Video Optimization and Cost Reduction Drives George Mason Univ. Surveillance Decision
By Arecont Vision
Located in the heart of Northern Virginia's technology corridor, George Mason University is one of Virginia's fastest growing higher education institutions with four campuses and 35,000 students.
The previous video system at George Mason University suffered from poor video quality and a lack of standardization. The legacy system could not provide the needed levels of video surveillance, either related to the area being viewed or the quality of images needed to identify events and/or individuals.
A need for better image quality led George Mason University to IP-based megapixel camera technology. The University evaluated several well-known camera suppliers before deciding on Arecont Vision. Processing power, compression technology and breadth of choices became some of the value drivers of the decisions.
After choosing the surveillance technology, George Mason placed two SurroundView® panoramic 360 degree cameras over a broad plaza area to enable surveillance of activity while also covering doors leading into an adjacent building. Each camera's 8 megapixel images provide 360 degree coverage from inside a 6 inch dome. Each camera provides up to 6,400 x 1,200 resolution at 5.5 frames per second (fps), or can be set for lower resolutions at higher frame speeds, such as 1,600 x1,200 resolution at 22fps. The cameras use Arecont Vision's MegaVideo® image processing at billions of operations per second. The cameras also provide image cropping and up to four regions of interest.
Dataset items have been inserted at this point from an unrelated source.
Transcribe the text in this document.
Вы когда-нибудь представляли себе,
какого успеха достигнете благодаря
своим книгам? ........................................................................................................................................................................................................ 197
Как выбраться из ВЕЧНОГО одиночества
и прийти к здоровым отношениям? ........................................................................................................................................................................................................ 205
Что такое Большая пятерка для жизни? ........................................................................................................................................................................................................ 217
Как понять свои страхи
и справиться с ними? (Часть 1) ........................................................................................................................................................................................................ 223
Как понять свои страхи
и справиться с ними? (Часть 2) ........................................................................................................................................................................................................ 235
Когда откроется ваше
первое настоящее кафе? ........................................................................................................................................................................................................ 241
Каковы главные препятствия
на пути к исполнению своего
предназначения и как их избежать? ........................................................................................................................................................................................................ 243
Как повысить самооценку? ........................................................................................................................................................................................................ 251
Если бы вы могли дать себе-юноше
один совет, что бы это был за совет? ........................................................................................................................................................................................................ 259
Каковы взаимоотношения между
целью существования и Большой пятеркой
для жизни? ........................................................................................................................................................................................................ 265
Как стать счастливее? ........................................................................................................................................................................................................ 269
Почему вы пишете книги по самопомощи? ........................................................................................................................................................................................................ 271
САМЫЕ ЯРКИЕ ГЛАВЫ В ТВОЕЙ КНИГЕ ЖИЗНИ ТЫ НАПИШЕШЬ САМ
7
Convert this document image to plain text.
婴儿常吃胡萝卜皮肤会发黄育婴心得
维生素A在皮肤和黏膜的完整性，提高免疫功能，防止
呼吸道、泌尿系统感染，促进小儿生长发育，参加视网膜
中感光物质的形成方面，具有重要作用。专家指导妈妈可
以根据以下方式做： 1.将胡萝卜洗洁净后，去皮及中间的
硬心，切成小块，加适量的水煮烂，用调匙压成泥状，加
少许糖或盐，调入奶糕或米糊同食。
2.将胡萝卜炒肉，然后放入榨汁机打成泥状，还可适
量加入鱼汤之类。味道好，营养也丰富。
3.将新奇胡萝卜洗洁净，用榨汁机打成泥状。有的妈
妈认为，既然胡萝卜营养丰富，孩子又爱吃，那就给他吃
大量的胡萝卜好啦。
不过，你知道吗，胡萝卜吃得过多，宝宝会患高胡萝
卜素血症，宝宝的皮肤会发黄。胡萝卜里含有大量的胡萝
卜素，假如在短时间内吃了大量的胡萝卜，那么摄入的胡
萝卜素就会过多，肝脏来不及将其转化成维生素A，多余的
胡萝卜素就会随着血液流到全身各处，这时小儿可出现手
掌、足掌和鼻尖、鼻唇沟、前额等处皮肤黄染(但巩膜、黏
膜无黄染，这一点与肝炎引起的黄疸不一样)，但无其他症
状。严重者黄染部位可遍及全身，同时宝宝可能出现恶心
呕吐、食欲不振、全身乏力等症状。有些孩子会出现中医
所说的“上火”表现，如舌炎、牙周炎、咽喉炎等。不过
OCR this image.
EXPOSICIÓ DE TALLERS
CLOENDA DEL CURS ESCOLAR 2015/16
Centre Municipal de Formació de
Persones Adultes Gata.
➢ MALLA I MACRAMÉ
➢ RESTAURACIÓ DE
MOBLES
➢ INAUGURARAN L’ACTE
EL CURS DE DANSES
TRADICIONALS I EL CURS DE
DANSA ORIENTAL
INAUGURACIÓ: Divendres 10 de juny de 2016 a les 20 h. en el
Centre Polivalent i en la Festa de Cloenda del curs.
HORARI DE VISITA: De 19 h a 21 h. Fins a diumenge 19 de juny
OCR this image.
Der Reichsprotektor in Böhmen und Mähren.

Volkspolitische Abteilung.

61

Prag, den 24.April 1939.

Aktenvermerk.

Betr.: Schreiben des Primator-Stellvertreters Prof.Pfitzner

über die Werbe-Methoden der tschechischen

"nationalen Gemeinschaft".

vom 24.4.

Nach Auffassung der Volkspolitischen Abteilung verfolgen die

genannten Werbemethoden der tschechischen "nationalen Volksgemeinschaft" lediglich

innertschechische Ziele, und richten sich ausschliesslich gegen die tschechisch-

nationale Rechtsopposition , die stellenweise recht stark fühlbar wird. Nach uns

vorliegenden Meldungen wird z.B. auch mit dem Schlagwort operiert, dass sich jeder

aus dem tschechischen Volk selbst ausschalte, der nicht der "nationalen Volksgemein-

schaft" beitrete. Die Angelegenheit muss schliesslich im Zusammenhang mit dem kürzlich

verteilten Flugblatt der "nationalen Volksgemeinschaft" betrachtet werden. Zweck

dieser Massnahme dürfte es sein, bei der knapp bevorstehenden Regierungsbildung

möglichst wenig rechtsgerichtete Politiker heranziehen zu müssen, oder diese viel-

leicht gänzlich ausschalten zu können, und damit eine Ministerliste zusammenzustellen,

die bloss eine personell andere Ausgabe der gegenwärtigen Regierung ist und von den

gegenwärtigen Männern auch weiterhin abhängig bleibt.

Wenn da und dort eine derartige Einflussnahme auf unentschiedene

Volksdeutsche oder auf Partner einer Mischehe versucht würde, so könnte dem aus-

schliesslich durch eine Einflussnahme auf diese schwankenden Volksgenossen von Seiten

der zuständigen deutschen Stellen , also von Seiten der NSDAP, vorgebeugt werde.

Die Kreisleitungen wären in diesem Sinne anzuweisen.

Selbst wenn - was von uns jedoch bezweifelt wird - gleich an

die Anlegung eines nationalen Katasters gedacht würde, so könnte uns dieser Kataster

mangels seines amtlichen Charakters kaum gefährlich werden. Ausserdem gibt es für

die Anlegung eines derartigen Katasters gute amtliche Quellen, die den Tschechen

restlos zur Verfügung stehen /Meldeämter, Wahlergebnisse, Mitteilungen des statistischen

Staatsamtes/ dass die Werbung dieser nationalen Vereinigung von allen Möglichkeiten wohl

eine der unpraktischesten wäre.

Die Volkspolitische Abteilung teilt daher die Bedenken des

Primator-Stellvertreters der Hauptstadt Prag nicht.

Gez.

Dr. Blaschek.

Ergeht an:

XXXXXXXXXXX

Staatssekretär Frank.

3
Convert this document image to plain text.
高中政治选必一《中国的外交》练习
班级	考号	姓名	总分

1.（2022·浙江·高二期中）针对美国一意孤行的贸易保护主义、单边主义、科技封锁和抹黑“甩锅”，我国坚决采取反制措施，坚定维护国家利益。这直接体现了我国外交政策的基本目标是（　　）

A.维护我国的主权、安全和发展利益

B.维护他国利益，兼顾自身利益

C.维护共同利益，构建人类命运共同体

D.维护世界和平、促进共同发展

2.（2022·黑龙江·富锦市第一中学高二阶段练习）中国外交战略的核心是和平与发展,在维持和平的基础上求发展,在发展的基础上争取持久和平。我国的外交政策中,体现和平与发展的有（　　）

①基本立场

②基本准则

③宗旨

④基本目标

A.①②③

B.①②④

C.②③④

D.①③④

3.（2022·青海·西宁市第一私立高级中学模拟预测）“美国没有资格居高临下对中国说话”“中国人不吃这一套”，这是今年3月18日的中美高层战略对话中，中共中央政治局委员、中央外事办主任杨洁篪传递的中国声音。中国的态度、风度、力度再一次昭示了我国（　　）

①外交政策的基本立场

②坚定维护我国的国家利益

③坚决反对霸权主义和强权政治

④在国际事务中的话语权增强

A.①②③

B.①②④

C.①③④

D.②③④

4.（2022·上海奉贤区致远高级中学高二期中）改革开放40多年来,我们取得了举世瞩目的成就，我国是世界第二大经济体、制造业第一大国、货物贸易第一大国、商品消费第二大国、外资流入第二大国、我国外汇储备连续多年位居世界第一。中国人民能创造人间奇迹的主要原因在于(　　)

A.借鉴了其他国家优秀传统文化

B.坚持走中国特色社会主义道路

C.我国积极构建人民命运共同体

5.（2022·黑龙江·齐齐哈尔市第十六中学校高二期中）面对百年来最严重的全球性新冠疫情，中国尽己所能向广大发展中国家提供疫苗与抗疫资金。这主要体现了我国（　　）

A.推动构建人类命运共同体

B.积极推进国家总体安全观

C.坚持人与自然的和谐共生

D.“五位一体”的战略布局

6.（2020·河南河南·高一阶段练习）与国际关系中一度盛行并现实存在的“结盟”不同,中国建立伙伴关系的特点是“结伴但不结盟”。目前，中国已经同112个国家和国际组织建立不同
As well, several 180 degree cameras cover the pools and gym floors in George Mason's athletic facilities.
Covering hallways and drives are 3 and 5 megapixel cameras. Arecont Vision’s 5 megapixel camera provided 2,592 x 1,944 resolution at 9fps. Light sensitivity is 0.3 lux at F1.4. The camera can output multiple image formats, allowing the simultaneous viewing of the full-resolution field-of-view and regions of interest for high-definition forensic zooming. Arecont Vision's 3 megapixel camera provides 2,048 x 1,536 resolution at 15fps. Light sensitivity is 0.2 lux at F1.4.
Parking garages are monitored with Arecont Vision day/night cameras, which use a motorized infrared (IR) cut filter to maximize low-light performance. These cameras can monitor license plates and increase the productivity of garage personnel by monitoring tasks like credit card transactions.
George Mason sought to install fewer cameras so one of the main attributes they looked for was the ability to capture clear, detailed video from a larger area. As well, fixed megapixel cameras providing virtual pan-tilt-zoom (PTZ) within captured images translates into fewer moving parts than traditional PTZ systems, which reduces overall maintenance cost and the potential for system failure.
The picture quality and digital zoom capabilities of Arecont Vision cameras far exceeded George Mason’s installed analog technology and allowed them to retrieve usable video. Combined with recent cost reductions in NVR storage and network switches, the use of fewer cameras allows George Mason University to transition to higher-quality video at a minimum increase in cost.